A law firm was not entitled to make deductions from the pay of a consultant solicitor because it was unhappy with the quality of his work, an employment tribunal has ruled.
Judge Elliott in London said: “If a worker or employee performs below standard, the employer has options it can take. This is either to performance manage the worker or to terminate the contract subject to the legal requirements that apply to that situation.
“The remedy is not to make deductions from pay and this is the purpose of section 13 [of the] Employment Rights Act, so that employees and workers are not subject to deductions from wages where there is no agreement to the deduction.”
The claim for unlawful deductions was made by Alastair Dobbie, who was a consultant at London firm Feltons.
There are two elements to his claim, the other being for suffering detriments – ultimately the termination of his consultancy agreement – because he made protected disclosures about possible overcharging of a client under whistleblowing legislation.
As we reported last week, the Employment Appeal Tribunal overturned the decision that they were not protected disclosures and remitted the matter to a differently constituted tribunal.
The unlawful deduction element was decided separately and handed down in December, although it was only published last week.
In a preliminary ruling back in 2017, the tribunal decided that his consultancy agreement meant Mr Dobbie was a worker, rather than an employee, meaning his claims of unfair dismissal and breach of contract were dismissed, but the other elements of his claim could continue.
Mr Dobbie claimed over deductions made in relation to five clients, the most significant of which was whether in relation to a significant client there had been an agreement to double the £5,000 monthly fee he was receiving for two months.
The tribunal recorded that Feltons was unhappy with the standard of his work, with errors he made in issuing High Court proceedings meaning they had to be reissued, and that founder Paula Felton spent “a great deal of time working on the [the] matter herself as a result”.
This was one of the reasons Judge Elliott found there was no agreement to double the fee, while also noting there was no written record of it.
“The claimant is a solicitor and understands the importance of a written record of an agreement, particularly one that is as important to him as his pay. It was a simple enough matter, had there been such an agreement, for him to send an email.”
That meant Mr Dobbie was entitled to be paid the £5,000 a month, and the judge added that there was no provision in the consultancy agreement for the firm to claw back payments if it considered his work sub-standard.
Judge Elliott went on to find that Mr Dobbie was entitled to most of the rest of the sums claimed, ranging from £4,000 to £250, but also that credit had to be given for post-termination payments the firm made of £4,400.

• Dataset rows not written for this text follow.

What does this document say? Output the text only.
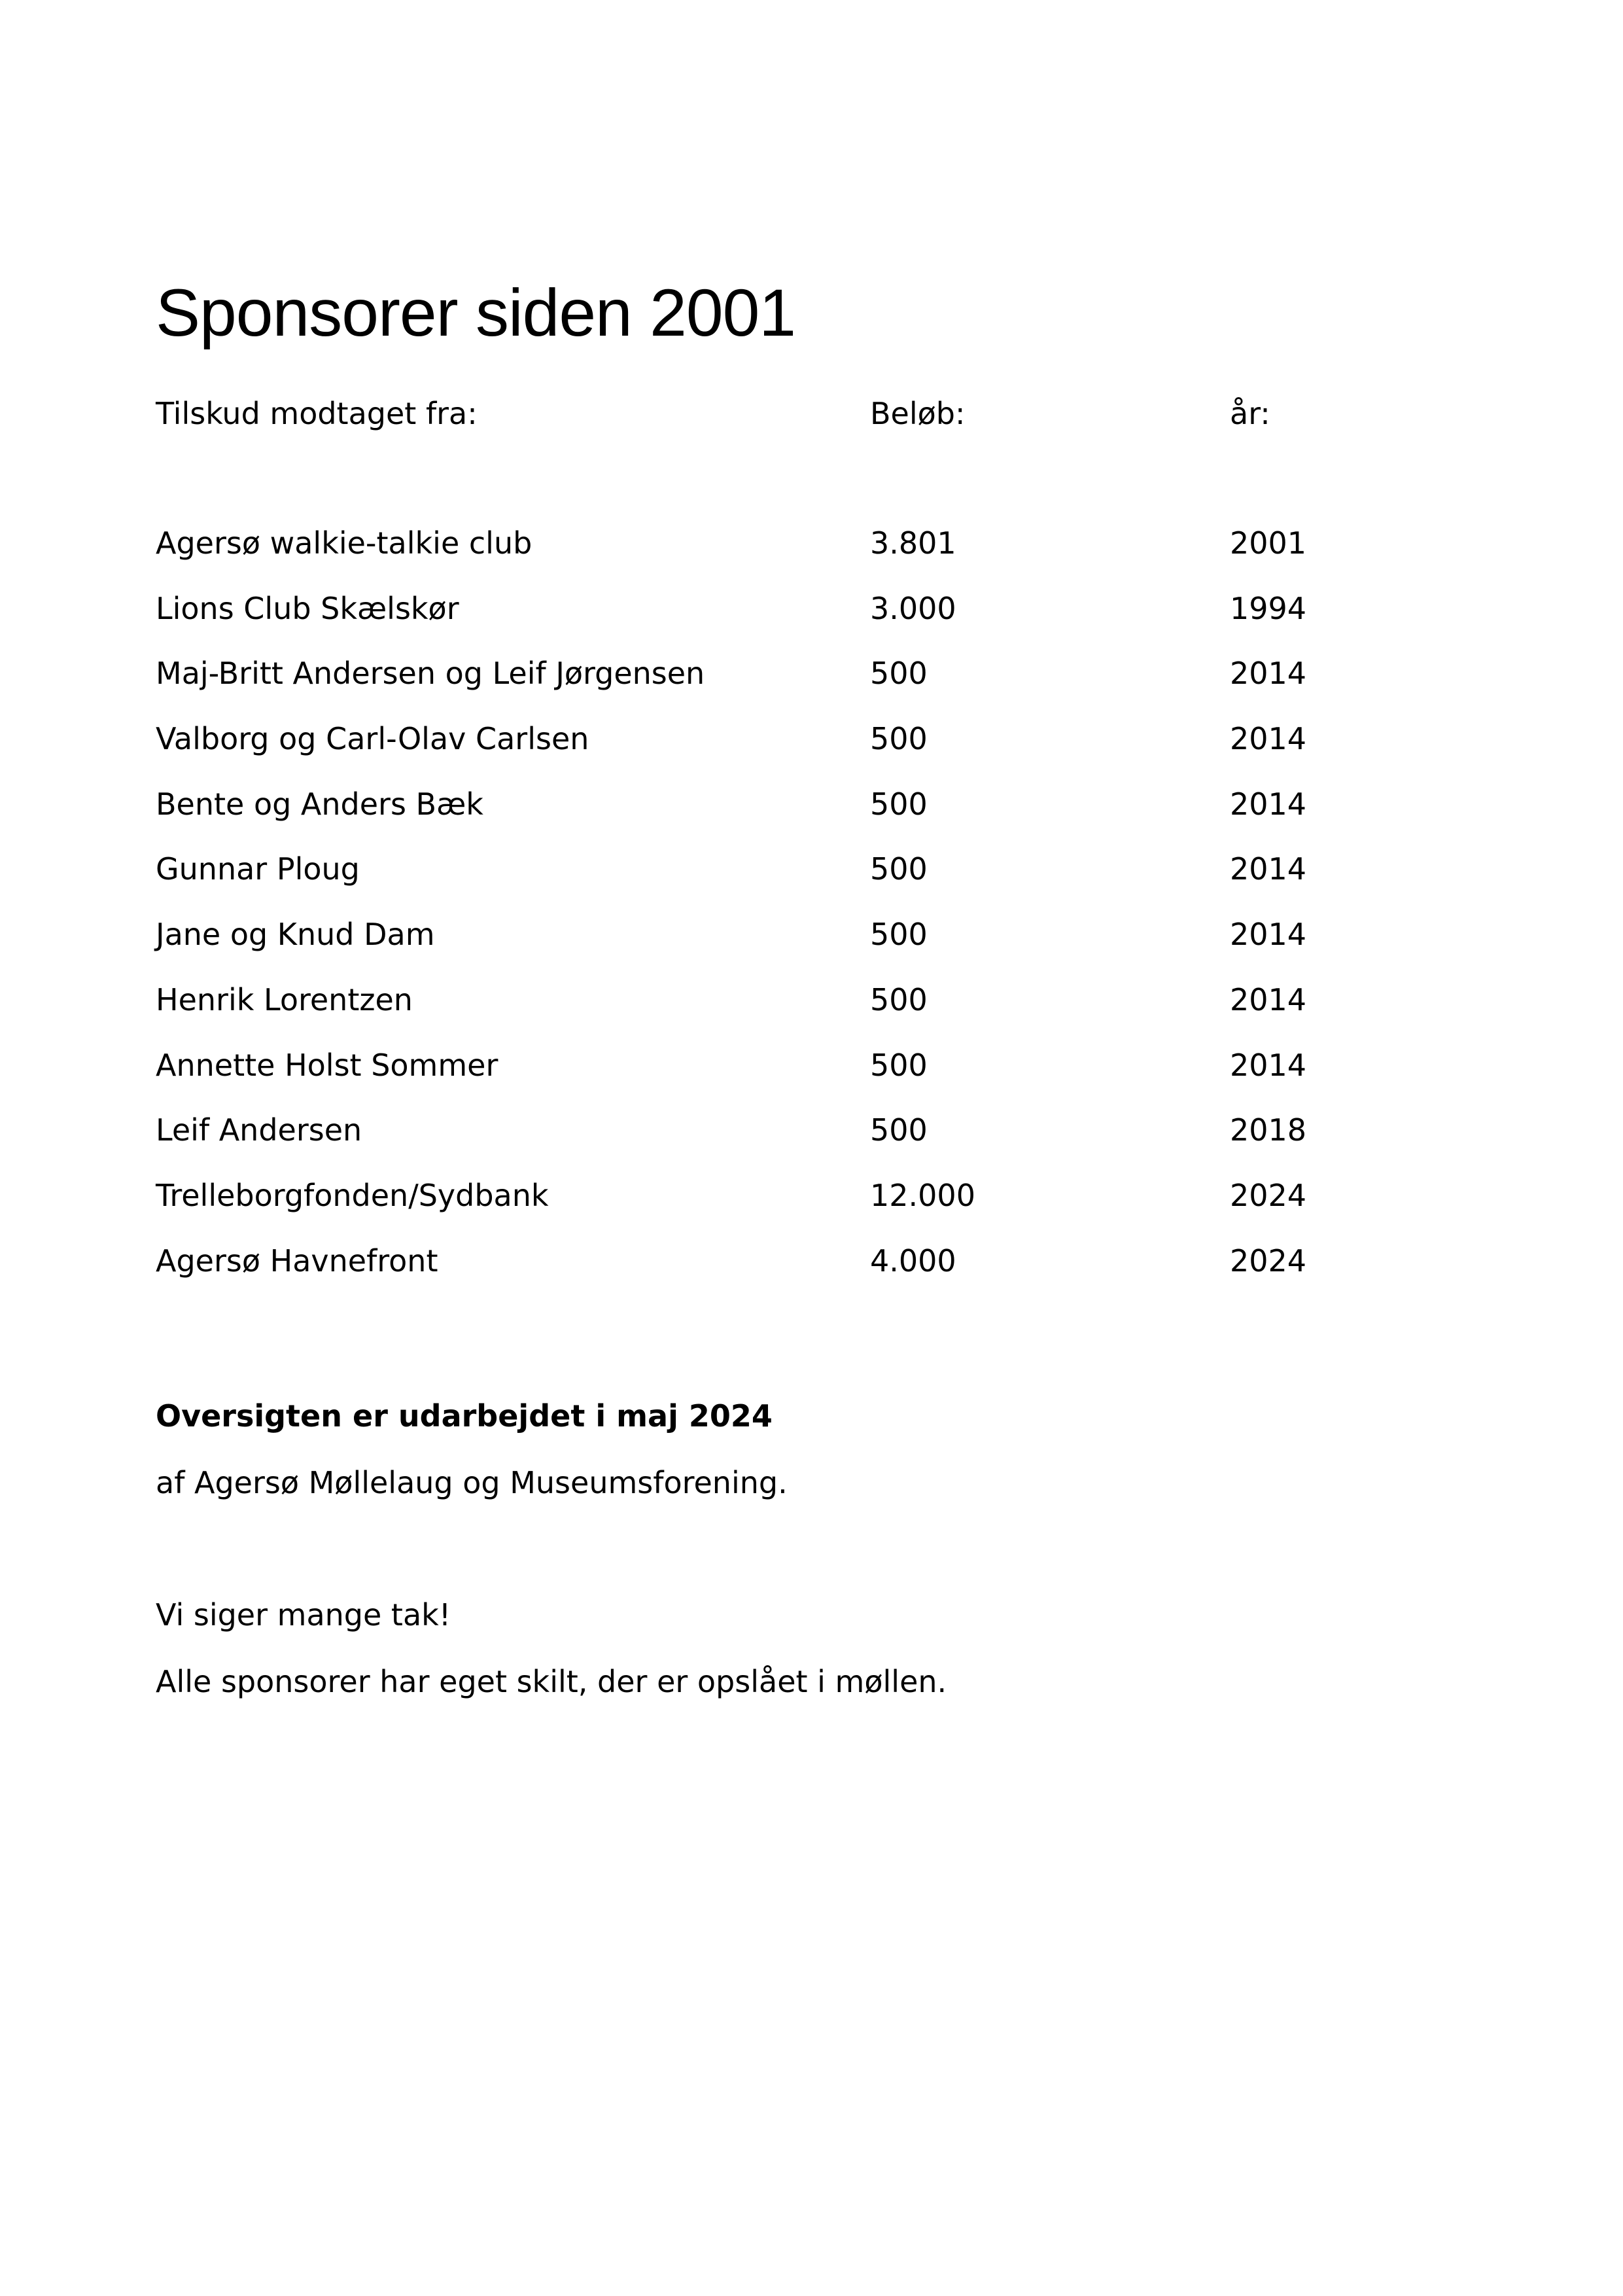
Sponsorer siden 2001
Tilskud modtaget fra:	Beløb:	år:
Agersø walkie-talkie club	3.801	2001
Lions Club Skælskør	3.000	1994
Maj-Britt Andersen og Leif Jørgensen	500	2014
Valborg og Carl-Olav Carlsen	500	2014
Bente og Anders Bæk	500	2014
Gunnar Ploug	500	2014
Jane og Knud Dam	500	2014
Henrik Lorentzen	500	2014
Annette Holst Sommer	500	2014
Leif Andersen	500	2018
Trelleborgfonden/Sydbank	12.000	2024
Agersø Havnefront	4.000	2024

Oversigten er udarbejdet i maj 2024

af Agersø Møllelaug og Museumsforening.

Vi siger mange tak!

Alle sponsorer har eget skilt, der er opslået i møllen.
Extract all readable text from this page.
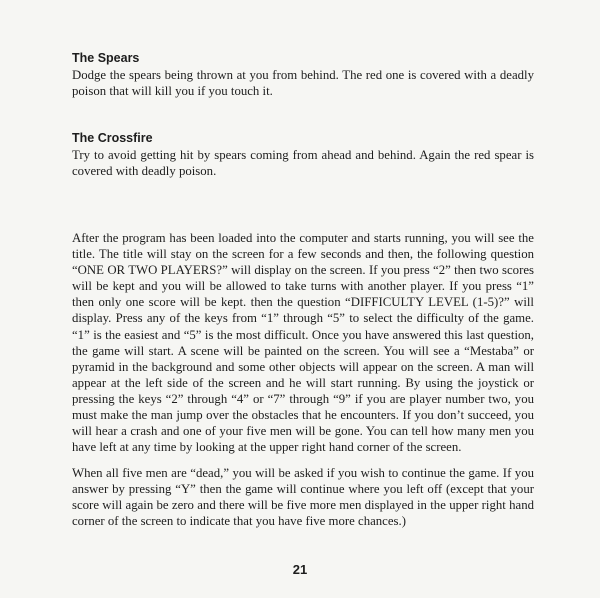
The Spears

Dodge the spears being thrown at you from behind. The red one is covered with a deadly poison that will kill you if you touch it.

The Crossfire

Try to avoid getting hit by spears coming from ahead and behind. Again the red spear is covered with deadly poison.

After the program has been loaded into the computer and starts running, you will see the title. The title will stay on the screen for a few seconds and then, the following question “ONE OR TWO PLAYERS?” will display on the screen. If you press “2” then two scores will be kept and you will be allowed to take turns with another player. If you press “1” then only one score will be kept. then the question “DIFFICULTY LEVEL (1-5)?” will display. Press any of the keys from “1” through “5” to select the difficulty of the game. “1” is the easiest and “5” is the most difficult. Once you have answered this last question, the game will start. A scene will be painted on the screen. You will see a “Mestaba” or pyramid in the background and some other objects will appear on the screen. A man will appear at the left side of the screen and he will start running. By using the joystick or pressing the keys “2” through “4” or “7” through “9” if you are player number two, you must make the man jump over the obstacles that he encounters. If you don’t succeed, you will hear a crash and one of your five men will be gone. You can tell how many men you have left at any time by looking at the upper right hand corner of the screen.

When all five men are “dead,” you will be asked if you wish to continue the game. If you answer by pressing “Y” then the game will continue where you left off (except that your score will again be zero and there will be five more men displayed in the upper right hand corner of the screen to indicate that you have five more chances.)

21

She added: “[Feltons] acknowledges in many of the cases that the claimant did the work but says it was not of any value. The deduction of his pay is and was not an available option in those circumstances.”
The judge said there would have to be another hearing to determine remedy but “strongly urged” the parties to resolve it.
“The parties are also urged after 4.5 years of litigation to take a pragmatic approach to this versus the continuing stress of the litigation and the time and cost of yet another hearing,” the judge said.